Unlike Banner, Clark Kent has a completely different reaction to suffering. While Banner reacts with aggression and anger, Kent responds with empathy and aid. The classic frame/scene of any Superman story is a close-up of Clark Kent pulling his shirt open to reveal the Superman shield.
In the face of suffering, Superman quite literally unveils his heart. He shows his true self which is not a raging lunatic, but a caring protector. In their song “Superman,” Five for Fighting sing of the Man of Steel: “I’m…only a man in funny red sheet looking for special things inside of me.”
I can’t think of better description for a hero than someone who opens their heart to the suffering of others and looks for “special things inside.” I would argue that the “special things” are love and compassion.

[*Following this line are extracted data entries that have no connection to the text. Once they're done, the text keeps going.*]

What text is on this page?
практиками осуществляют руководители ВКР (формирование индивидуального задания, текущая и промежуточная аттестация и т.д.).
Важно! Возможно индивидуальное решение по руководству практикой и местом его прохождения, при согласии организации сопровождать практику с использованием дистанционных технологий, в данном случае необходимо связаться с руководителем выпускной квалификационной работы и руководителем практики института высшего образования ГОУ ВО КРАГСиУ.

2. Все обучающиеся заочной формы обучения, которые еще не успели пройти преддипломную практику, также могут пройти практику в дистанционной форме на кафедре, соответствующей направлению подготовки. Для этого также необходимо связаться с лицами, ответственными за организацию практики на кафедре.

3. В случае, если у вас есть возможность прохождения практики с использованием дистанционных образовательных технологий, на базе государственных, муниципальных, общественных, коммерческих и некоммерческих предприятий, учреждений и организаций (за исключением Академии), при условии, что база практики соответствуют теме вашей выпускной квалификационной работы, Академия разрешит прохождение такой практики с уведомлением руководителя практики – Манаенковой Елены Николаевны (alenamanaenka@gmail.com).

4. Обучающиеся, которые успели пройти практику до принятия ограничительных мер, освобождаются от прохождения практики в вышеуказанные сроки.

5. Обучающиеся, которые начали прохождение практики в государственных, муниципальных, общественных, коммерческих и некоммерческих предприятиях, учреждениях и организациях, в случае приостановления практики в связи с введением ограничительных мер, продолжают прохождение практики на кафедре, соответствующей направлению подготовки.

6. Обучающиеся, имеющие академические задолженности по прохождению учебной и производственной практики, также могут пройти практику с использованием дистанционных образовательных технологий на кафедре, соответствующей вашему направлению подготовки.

The modern science on compassion supports this hypothesis that love and compassion are inherent in being human. Professor of psychology at UC Berkeley, Dacher Keltner’s re-reading of Darwin argues that Darwin actually believed in survival of the kindest, not the fittest.
Like Superman, we have strength and compassion beneath the façade that society makes us wear. Only by radical dehumanization do we become the anger-plagued loners capable of mass destruction and violence.
As an everyday Joe, I’m making a commitment to be more responsive to the needs of others like Superman rather than mindlessly reacting to other’s pain like the Hulk. Hopefully, this will lead to a life of connection with others rather than one of isolation in a wilderness cabin.